Over the past couple of months I have participated in three major events: ICCM - Chicago (the International Call Center Management event), VOX (the annual Kelsey Group conference) and TechXNY (many of you know this event by its former name, PC Expo). I heard a recurring theme at each of these events as I talked with buyers and vendors. Why is speech technology not being adopted faster? This is a good question that affects all of us and on which I offer some thoughts with this column.
Does speech work? Companies such as T. Rowe Price, United Airlines, UPS, Dreyfus, Manulife Financial, Merrill Lynch, Amtrak, Readers Digest, Union Pacific Railroad, Priceline.com, Unified Dispatch, Advanced Legal Tech, Kiwee, Bell South, ATT, Verizon, Fonecta, Telenor, Harcourt Publishers, Microsoft, AOL, among many others have said yes, it works. Datamonitor estimates that one-quarter of the Fortune 500 invested in speech technology last year alone. On page 16, Jeri Sibert describes how the State of Michigan successfully deployed a speech solution to provide taxpayers access to a state-of-the-art customer call center that would provide answers to questions about current state tax law, individual tax issues or Treasury Department rules and regulations. It works.
It is too expensive. Compared to what? There are incredible ROI stories from companies implementing speech solutions. United Airlines saved $25 million dollars when the company introduced speech. Office Depot reports that handling customer calls through a voice interface costs 84% less than routing calls to live, customer service operators.
According to the Pelorus Group traditional call centers cost $1 to $15 per call to operate while utilizing a speech solution reduces those costs to $.10 to $1. Dreyfeus saved a third by switching from touch-tone to a speech solution. Will the price of the technology go down? Sure, but dont all technologies get cheaper over time? For many companies its too expensive NOT to adopt a speech solution.
Will customers accept it?
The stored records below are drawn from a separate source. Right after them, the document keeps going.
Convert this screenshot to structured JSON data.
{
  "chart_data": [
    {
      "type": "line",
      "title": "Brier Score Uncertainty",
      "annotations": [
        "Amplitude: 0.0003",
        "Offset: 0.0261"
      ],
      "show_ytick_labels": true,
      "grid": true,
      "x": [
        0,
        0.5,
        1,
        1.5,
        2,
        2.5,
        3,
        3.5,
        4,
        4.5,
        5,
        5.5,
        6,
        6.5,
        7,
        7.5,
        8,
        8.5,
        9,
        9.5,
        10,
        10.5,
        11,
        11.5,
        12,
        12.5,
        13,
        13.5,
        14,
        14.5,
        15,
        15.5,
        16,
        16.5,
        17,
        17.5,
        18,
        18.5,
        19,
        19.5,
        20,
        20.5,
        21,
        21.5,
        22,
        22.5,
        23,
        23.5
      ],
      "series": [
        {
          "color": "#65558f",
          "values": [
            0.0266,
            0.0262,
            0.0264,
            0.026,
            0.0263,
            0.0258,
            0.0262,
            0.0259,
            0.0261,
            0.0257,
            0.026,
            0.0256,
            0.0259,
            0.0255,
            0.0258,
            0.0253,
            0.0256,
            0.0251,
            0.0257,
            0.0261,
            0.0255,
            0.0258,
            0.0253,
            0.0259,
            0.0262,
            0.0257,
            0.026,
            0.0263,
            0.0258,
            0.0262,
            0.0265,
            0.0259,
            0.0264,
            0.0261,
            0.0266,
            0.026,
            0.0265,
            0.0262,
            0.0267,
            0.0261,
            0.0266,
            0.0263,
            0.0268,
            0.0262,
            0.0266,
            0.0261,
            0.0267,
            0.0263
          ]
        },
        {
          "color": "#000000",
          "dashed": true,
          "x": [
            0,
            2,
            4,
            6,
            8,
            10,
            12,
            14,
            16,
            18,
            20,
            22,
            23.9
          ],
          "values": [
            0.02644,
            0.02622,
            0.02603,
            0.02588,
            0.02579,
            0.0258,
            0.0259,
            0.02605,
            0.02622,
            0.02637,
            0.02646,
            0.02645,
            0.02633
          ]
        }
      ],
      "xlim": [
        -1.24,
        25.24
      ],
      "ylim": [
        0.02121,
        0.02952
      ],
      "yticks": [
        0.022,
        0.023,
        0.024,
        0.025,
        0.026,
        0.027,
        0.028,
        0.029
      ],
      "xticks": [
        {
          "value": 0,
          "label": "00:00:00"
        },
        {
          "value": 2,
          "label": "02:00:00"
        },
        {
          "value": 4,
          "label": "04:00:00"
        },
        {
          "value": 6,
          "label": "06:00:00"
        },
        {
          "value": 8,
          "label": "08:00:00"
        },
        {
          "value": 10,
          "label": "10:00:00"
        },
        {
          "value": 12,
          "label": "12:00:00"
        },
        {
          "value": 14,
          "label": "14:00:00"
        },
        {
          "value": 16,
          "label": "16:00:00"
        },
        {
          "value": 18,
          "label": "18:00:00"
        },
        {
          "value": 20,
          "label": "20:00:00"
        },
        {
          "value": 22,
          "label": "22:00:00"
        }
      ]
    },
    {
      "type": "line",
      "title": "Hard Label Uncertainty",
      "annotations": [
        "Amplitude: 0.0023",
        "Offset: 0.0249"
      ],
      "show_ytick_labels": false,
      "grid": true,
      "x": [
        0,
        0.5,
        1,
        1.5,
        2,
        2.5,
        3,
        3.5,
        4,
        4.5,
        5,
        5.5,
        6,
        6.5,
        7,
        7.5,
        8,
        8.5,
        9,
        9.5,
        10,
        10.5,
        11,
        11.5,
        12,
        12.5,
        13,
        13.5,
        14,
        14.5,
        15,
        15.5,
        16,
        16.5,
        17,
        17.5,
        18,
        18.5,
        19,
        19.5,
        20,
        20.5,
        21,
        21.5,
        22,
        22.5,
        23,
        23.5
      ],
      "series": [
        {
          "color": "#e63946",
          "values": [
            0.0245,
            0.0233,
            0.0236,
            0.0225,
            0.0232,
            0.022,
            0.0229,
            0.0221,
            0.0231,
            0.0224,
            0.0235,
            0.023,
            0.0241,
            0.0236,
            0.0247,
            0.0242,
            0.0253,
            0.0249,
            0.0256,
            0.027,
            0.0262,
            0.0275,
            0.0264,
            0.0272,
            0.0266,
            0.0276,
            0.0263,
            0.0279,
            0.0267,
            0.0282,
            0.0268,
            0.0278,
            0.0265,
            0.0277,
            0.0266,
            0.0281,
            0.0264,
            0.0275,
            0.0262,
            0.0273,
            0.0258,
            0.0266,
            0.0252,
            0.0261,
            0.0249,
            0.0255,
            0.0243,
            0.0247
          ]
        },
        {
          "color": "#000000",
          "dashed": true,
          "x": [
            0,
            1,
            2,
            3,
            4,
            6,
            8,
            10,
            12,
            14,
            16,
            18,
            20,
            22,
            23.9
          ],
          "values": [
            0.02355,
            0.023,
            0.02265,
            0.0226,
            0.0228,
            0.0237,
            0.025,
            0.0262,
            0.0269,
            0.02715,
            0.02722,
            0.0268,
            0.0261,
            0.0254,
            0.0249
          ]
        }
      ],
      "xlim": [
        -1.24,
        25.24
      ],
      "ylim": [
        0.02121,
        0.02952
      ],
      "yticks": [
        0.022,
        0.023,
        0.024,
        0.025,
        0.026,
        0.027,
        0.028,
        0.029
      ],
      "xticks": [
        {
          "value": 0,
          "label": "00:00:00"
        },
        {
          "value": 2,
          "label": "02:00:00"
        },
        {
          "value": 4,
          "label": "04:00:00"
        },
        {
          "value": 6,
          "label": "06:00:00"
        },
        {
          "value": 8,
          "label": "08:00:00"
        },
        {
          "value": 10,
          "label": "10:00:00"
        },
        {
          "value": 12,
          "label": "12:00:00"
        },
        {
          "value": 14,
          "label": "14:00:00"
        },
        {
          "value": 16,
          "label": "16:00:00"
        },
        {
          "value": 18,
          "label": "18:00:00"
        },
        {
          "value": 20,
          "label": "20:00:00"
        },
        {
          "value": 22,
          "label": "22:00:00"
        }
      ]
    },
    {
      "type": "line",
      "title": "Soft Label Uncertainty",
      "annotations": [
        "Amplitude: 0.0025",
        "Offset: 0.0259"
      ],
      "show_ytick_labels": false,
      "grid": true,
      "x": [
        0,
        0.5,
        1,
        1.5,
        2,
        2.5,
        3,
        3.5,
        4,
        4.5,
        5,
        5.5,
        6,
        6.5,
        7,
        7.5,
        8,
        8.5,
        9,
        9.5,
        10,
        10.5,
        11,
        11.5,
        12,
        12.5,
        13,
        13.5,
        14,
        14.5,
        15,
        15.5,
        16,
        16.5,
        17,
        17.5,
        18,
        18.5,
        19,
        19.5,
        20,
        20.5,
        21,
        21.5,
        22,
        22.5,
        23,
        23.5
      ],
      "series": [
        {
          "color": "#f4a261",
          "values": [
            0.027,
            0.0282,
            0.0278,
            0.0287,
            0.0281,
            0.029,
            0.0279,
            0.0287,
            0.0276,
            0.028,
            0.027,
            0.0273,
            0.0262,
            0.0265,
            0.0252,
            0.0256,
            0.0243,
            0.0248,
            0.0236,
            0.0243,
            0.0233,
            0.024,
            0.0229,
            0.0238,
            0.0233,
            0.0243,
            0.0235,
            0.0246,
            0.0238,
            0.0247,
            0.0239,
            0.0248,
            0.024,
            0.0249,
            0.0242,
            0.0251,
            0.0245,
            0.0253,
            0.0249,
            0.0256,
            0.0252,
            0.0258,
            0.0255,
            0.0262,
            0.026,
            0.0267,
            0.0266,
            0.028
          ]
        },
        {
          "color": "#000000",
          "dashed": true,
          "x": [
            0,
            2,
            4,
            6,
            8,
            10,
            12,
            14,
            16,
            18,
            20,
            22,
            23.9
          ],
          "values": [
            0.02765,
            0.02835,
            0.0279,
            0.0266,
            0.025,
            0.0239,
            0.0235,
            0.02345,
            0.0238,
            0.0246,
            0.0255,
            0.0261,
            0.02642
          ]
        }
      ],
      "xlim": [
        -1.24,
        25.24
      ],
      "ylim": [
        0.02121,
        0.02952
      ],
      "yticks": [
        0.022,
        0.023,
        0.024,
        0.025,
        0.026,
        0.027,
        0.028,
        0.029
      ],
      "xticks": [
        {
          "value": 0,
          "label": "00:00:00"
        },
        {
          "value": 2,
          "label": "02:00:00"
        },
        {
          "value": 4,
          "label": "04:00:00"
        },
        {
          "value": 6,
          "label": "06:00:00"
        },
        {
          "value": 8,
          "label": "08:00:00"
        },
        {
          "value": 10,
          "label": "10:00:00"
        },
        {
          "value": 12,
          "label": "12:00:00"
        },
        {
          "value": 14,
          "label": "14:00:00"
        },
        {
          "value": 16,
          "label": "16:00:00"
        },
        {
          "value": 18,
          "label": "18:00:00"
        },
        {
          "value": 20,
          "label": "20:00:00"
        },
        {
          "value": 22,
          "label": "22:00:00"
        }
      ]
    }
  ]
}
This is an area in which I think the industry needs to do a better job communicating its message. We know customers prefer a speech solution over being on-hold, trying to figure out the DTMF menus, and problems associated with live agents, among other complaints. The Wall Street Journal, USA Today and other national media outlets in recent stories have attempted to equate the automation of customer self-service with poor service. However, in every survey I have seen customers prefer self-service for automating their inquiries and more quickly handling their transactions. A great example is the change of address notification solution implemented by National Grid. They report that 50% of their callers use the system, up from zero automation, which, at the end of the call, also offers customers an opportunity to buy a local newspaper subscription. National Grid took a major cost and turned it into a potential profit center and certainly improved their customer service.
So why are more companies not moving forward with purchases of speech solutions? Maybe it is something we heard during the 1992 presidential election campaign- Its the economy, stupid! Can anyone remember when we have experienced such a perfect storm of negative influences on the economy? I am stating the obvious, but in my conversations with potential buyers they generally cite economic issues, not the technology itself, as the major factor preventing them from making a speech investment.
In this edition of Speech Technology Magazine, we offer a few insights from leading opinion makers in this industry to some of the issues above. Dr. Bill Meisel offers his thoughts on a theory he proposes called- Conversational Marketing. Bill has been a leader in this industry for over 20 years and this article represents his thoughts on how the telephony VUI can go further and act as a new medium in marketingin keeping customers and finding new ones. Steve Chambers, chief marketing officer of SpeechWorks, offers his thoughts on why organizations wishing to achieve significant positive business results should develop a speech strategy.
Lastly, I want to close this column by saying a thank you to Ron Croen who announced recently that he was moving from the CEO position at Nuance to chairman of the board. Ron has always spoken his mind and has certainly moved this industry forward. It is tough being the CEO of a young, publicly-traded, technology company today, and apparently Ron wants to take some time to move that creative mind of his in new directions. I wish him well in his new capacity.